Officials were preparing for the budget, even on Friday morning at the same time as former Minister Nimal Siripala de Silva told journalists at a UPFA press conference that a ‘mini’ budget will be presented in July. The same officials later confirmed that a second vote-on-account to cover three months spending will be presented in the next few weeks following by the budget in July.
The earlier vote-on-account presented in November 2009 amounting to Rs.362 billion as spending for the first four months of 2010 has already been exhausted. One third of the funds already approved by Parliament as supplementary estimates during the current financial year have been included on the vote-on-account. The opposition United National Party had objected to the vote-on-account saying it is against a fiscal management responsibility law, which is in effect from 2003.

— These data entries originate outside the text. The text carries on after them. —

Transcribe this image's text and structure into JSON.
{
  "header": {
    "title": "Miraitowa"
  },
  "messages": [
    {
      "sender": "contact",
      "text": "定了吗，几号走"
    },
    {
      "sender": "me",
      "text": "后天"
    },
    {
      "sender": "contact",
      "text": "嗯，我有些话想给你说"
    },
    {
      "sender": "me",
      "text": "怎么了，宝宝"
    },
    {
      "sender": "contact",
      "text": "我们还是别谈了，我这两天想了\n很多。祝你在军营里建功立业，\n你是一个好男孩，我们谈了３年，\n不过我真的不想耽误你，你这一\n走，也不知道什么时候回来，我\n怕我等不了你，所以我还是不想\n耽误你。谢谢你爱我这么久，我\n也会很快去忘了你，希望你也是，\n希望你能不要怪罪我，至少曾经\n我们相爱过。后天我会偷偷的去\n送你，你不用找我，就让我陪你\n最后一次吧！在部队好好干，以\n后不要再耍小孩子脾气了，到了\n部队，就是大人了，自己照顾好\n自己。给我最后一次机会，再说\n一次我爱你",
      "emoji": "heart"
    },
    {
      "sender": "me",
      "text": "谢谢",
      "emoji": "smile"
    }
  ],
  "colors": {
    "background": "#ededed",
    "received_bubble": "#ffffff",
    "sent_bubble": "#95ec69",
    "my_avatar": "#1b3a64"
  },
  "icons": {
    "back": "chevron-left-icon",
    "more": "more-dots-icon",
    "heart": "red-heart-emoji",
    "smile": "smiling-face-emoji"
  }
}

There are two ways in the government can seek funds, outside a budget. One approach is through the Consolidated Fund in which Parliament must pass a resolution or a law, granting a specific sum of money for a specified public service to be spent in the current financial year. The other way is by the President being empowered to authorise expenditure for the maintenance of public services for a period of three months from the date on which the Parliament is scheduled to meet again, the official said.
However this practice has not been adopted in Sri Lanka before. Departments and public agencies are allocated funds to the extent that services essential to the community have to be maintained, he said.
Meanwhile the government is exploring ways of bringing public servants into the tax net
through new and innovative ways, and this would be included in the 2010 budget proposals, other official sources said. The President’s consent for these proposals is being sought, the sources said.
Public servants have been exempted from income tax since 1979 on a proposal made by the then Minister of Finance, Ronnie De Mel. This was done because after opening up the economy in 1977 public sector wages could not keep up with the increasing private sector wages. The tax relief was meant to be a temporary relief measure.
Sri Lanka is the only country in the world where public servants are exempted from taxes, the sources added.
They pointed out that the principle of excluding state workers from tax may have been valid before, but with recent across-the-board pay revisions in the public sector, the pay gap (except at higher levels) between public and private sector employees has narrowed. If a suitable income threshold is set, then there should be no reason to exclude public employees from tax liabilities, but such a dramatic policy shift will have to be managed well owing to its political sensitivity, sources said.
Public sector employees constitute around 1.2 million of Sri Lanka’s 7 million strong labour force and it is argued that they utilise public services as much as everyone else and should pay for these services.